İSTANBUL (İHA) - Cumhuriyet Halk Partisi (CHP) Genel Başkanı Deniz Baykal, demokratik açılım sürecine ilişkin kendisine mektup yazacağını açıklayan Başbakan Erdoğan'dan hala mektup beklediğini söyledi. Ortada bir tutarsızlık ve çelişkiler yumağı olduğunu belirten Baykal, "Hükümetin önce ne yapabileceğini doğru saptaması, ne yapmak istediğine doğru karar vermesi ve onu yapmak için yola çıktığını kamuoyuna dürüstçe ilan etmesi gerekir" dedi.

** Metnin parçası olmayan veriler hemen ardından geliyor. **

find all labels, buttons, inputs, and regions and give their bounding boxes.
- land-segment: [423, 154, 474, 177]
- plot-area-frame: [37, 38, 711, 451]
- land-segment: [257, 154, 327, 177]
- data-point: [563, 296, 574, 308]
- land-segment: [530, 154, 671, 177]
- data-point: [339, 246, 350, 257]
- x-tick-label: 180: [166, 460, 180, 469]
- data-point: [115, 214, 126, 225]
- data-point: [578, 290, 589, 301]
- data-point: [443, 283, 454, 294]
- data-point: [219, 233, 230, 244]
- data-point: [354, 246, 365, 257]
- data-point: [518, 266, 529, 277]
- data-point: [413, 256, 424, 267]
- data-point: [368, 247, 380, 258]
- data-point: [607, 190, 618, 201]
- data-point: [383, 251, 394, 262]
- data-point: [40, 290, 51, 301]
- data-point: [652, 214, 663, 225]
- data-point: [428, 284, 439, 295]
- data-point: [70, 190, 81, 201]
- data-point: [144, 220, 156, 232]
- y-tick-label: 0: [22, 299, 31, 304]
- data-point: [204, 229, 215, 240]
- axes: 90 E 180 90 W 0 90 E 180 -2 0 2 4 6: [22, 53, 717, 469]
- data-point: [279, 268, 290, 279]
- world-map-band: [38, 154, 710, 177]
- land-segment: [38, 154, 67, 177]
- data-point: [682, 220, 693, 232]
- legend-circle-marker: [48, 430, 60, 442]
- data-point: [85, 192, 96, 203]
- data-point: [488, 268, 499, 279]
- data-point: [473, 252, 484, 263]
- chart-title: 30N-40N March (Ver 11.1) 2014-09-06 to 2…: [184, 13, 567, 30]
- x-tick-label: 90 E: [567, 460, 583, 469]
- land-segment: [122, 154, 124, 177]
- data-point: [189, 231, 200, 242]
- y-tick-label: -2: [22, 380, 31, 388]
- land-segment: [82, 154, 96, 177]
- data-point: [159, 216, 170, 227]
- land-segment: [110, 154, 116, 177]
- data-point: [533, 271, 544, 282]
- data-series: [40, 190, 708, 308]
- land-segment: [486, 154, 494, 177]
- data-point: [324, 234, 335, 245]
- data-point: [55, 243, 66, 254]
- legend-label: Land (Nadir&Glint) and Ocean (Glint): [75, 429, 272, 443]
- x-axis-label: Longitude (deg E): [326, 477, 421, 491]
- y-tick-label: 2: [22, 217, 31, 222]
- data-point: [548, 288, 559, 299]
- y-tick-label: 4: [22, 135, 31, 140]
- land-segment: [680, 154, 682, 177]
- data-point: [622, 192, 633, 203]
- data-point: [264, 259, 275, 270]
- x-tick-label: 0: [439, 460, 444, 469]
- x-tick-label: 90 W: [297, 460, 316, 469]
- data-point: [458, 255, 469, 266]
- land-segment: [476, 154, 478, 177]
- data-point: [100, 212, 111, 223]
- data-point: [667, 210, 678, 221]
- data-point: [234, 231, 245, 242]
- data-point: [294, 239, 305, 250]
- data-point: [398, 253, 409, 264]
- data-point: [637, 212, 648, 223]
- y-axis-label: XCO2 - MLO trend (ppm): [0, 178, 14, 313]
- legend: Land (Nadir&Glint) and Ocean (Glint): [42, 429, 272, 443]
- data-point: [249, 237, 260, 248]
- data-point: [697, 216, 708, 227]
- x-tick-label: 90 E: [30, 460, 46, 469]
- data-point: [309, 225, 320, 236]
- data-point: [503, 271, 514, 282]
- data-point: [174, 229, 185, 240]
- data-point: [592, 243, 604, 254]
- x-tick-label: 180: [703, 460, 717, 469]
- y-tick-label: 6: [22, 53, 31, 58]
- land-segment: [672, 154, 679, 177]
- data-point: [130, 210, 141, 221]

Deniz Baykal, komutanı olan emekli albay Selçuk Kulen'in Levent Camii'nde düzenlenen cenaze törenine katıldı. Törene CHP Milletvekili Mehmet Sevigen ile İl Başkanı Gürsel Tekin de katıldı. Baykal, basın mensuplarının soruları üzerine Selçuk Kulen ile olan anılarını anlattı. 12 Mart döneminde Deniz Kuvvetleri'nde yedek subay olarak görev yaptığını anlatan Baykal, "O zaman deniz yedek subay okulu Yassı Ada'daydı. 6 ay orda eğitim gördük ve sonrasında ben İskenderun'a tayin edildim. İskenderun'da 12 Mart

şartları içinde siyasetle de ilişkisi olan bir genç öğretim üyesi olarak dikkatle izlendim. Bize kaygı ve kuşkuyla baktılar. O ortamda Selçuk Yarbay bana çok yakın ilgi gösterdi. güven ve sevgi ile beni sahiplendi. o güç günleri taşımamda büyük yardımları oldu. Kendisine daima içimde şükran duymuşumdur" diye konuştu.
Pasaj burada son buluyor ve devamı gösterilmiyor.